После этого Тру будто утратил цель в жизни: он ходил по дому, не зная, чем заняться, листал каждую ночь свой альбом, осознавая, что все дорогие ему люди покинули его: мать, дед, Ким, Эндрю, Хоуп… Он один, думал Тру, и всегда будет один. Это был трудный период, в чем-то даже сравнимый с восстановлением после аварии несколькими годами спустя.
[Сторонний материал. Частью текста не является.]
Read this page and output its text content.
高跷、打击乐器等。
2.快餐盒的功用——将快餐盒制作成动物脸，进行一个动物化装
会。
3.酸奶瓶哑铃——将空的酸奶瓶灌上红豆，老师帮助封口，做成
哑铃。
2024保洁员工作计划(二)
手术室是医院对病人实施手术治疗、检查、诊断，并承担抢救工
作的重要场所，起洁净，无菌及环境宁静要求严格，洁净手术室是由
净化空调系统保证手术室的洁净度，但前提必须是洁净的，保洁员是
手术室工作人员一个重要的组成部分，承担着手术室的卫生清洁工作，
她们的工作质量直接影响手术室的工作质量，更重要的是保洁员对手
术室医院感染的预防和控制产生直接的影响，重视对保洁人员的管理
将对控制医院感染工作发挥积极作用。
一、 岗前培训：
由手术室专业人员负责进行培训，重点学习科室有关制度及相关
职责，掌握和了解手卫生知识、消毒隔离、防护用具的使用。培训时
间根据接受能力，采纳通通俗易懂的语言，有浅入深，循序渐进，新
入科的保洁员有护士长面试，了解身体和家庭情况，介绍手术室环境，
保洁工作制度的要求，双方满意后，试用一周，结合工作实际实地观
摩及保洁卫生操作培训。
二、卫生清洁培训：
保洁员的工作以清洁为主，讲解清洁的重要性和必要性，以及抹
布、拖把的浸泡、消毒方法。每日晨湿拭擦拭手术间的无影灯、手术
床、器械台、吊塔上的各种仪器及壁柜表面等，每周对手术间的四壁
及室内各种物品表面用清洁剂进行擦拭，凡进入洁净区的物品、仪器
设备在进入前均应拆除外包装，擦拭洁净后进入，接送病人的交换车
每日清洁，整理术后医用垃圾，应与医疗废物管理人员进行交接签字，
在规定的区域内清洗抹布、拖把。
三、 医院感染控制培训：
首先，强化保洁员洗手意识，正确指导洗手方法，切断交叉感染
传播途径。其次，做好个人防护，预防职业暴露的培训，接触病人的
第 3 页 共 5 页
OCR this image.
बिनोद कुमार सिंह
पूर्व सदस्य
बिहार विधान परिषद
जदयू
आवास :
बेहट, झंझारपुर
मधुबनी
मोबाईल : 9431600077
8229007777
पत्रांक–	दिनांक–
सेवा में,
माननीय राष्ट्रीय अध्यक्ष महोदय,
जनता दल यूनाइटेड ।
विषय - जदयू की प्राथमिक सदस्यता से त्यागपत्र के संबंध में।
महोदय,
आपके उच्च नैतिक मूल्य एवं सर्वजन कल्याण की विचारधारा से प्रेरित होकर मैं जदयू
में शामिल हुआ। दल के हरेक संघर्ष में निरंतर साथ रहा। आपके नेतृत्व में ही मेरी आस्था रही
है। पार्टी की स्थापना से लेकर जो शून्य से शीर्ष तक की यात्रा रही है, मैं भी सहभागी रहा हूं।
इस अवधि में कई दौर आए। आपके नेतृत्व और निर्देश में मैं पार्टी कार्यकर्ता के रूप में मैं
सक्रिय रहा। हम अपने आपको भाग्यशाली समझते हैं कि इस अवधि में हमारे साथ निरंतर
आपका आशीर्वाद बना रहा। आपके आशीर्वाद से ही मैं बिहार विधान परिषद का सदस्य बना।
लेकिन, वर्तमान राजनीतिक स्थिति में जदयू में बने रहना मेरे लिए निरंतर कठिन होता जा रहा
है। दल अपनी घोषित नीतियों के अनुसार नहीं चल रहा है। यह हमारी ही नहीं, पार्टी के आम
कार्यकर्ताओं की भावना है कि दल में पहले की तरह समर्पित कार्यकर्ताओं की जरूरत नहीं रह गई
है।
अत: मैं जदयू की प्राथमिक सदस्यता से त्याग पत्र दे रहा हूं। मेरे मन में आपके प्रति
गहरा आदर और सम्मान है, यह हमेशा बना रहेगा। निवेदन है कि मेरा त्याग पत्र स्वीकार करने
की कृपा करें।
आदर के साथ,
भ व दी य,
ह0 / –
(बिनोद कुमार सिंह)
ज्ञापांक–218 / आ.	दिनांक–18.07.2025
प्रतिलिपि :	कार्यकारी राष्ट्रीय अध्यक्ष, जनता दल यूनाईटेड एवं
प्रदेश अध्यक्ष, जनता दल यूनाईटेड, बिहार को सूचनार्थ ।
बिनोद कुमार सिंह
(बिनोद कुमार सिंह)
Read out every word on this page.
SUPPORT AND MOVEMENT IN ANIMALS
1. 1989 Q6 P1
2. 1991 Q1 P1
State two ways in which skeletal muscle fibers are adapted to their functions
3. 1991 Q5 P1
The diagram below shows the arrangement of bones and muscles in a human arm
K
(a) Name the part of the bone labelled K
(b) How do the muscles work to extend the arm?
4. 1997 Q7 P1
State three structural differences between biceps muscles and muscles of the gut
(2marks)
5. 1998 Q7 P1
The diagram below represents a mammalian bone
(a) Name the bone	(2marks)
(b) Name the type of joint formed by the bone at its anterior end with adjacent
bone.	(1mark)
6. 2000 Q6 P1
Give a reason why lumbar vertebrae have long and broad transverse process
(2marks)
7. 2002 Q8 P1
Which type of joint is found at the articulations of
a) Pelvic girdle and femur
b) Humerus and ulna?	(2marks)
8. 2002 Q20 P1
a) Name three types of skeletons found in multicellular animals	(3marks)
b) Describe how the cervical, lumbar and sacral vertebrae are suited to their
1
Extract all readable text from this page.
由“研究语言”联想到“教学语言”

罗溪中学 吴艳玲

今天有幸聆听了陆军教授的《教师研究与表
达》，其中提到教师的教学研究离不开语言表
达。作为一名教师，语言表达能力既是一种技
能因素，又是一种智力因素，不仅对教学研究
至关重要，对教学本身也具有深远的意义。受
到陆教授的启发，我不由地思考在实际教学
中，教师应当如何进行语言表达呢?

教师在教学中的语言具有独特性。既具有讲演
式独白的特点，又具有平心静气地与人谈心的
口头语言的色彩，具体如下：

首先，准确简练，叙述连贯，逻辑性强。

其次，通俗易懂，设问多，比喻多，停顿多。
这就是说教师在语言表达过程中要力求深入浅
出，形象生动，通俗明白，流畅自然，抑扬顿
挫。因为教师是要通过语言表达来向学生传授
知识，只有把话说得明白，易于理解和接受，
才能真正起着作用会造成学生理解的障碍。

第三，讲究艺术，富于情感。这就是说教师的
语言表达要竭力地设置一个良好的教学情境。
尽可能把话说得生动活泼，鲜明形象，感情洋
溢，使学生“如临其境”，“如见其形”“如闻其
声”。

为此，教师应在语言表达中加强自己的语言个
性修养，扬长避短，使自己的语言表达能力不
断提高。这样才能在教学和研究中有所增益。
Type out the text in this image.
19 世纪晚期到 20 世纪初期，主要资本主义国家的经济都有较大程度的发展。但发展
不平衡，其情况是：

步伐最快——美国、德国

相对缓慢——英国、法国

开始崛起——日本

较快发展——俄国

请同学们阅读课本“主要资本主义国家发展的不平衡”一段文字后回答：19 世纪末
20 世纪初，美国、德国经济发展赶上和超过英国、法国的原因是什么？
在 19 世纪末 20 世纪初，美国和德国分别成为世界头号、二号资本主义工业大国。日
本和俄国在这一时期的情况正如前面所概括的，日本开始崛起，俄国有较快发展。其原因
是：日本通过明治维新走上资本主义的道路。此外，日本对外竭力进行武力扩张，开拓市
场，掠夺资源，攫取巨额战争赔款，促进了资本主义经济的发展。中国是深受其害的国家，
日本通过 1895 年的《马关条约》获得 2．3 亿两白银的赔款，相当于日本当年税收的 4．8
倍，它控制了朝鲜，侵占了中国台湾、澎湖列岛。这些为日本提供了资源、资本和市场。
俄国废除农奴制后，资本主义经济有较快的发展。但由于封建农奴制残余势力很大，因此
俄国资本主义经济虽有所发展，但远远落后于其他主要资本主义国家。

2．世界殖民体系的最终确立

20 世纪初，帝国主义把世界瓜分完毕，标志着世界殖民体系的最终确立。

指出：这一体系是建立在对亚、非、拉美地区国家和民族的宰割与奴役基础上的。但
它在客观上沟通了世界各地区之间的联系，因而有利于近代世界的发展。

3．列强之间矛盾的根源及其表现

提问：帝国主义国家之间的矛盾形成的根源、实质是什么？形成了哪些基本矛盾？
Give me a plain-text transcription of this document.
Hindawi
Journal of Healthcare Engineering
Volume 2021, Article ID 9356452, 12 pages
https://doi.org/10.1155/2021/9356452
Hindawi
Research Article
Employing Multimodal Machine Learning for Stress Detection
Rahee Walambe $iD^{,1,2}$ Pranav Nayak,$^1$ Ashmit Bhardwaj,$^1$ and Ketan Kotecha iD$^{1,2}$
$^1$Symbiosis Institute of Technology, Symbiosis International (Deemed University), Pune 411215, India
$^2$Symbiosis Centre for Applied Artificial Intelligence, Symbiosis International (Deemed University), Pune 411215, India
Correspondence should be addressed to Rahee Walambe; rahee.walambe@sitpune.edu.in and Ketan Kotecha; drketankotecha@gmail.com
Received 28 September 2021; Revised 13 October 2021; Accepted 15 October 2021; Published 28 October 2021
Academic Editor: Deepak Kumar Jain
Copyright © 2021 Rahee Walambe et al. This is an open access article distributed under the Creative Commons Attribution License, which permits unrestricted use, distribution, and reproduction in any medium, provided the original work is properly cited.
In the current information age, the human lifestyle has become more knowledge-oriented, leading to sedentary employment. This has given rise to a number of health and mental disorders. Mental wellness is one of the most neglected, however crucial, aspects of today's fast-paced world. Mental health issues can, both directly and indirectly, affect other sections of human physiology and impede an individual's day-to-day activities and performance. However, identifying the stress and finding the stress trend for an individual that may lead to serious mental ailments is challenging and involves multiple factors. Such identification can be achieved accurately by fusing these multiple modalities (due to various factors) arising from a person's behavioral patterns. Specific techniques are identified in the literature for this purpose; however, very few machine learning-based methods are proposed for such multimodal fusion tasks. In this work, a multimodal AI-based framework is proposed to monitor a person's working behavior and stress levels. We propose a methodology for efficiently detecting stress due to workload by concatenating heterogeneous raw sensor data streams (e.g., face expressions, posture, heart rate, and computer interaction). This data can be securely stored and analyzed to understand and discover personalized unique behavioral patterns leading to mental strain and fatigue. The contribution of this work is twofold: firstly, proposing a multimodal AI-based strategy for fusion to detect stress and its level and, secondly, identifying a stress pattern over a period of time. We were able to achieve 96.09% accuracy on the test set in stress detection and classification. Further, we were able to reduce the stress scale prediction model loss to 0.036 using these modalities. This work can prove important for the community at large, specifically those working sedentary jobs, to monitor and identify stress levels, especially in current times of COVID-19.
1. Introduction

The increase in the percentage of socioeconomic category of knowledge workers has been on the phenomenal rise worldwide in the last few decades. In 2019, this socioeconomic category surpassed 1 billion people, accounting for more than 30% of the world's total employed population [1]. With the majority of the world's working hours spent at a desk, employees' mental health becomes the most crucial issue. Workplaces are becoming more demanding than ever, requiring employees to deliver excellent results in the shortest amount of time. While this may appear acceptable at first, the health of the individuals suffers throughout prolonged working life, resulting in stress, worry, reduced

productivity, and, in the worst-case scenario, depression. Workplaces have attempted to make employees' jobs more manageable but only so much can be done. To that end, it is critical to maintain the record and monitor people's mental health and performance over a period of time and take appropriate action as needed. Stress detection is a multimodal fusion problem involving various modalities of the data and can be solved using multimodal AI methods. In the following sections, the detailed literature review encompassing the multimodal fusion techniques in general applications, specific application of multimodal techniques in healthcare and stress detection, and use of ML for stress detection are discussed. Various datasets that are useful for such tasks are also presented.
Ботсвана и львиное приключение, как Тру его окрестил, пошли ему на пользу, но он всюду возил с собой альбом с рисунками и берег его. После аварии альбом стал единственным, что Тру захотел вернуть, но он не стал обращаться к Эндрю: Тру ни о чем не рассказывал сыну и не хотел лгать ни ему, ни Ким. Вместо этого он попросил бывшую жену договориться, чтобы его вещи, оставшиеся в лодже в Ботсване, упаковали и поместили на хранение. Ким все сделала, но Тру еще два года волновался, что альбом потеряется или будет испорчен. Первое, что он сделал, выйдя из реабилитационной клиники, – съездил в Ботсвану. Оказавшись на месте, Тру нанял несколько мальчишек, открывавших для него коробку за коробкой, пока не нашелся драгоценный альбом – немного запылившийся, но совершенно целый.

Однако вскоре после этого желание вновь и вновь переживать изображенное на рисунках стало проходить. Ради своего же блага пора было прекращать грезить о том, как однажды они с Хоуп воссоединятся. Тру и не догадывался, что примерно в это же время Хоуп его разыскивала.

Знай он об этом, несмотря ни на какие травмы, прошел бы небо и землю, лишь бы ее найти. И однажды ему выпал шанс.


На Каролину-Бич мягко опускались сумерки.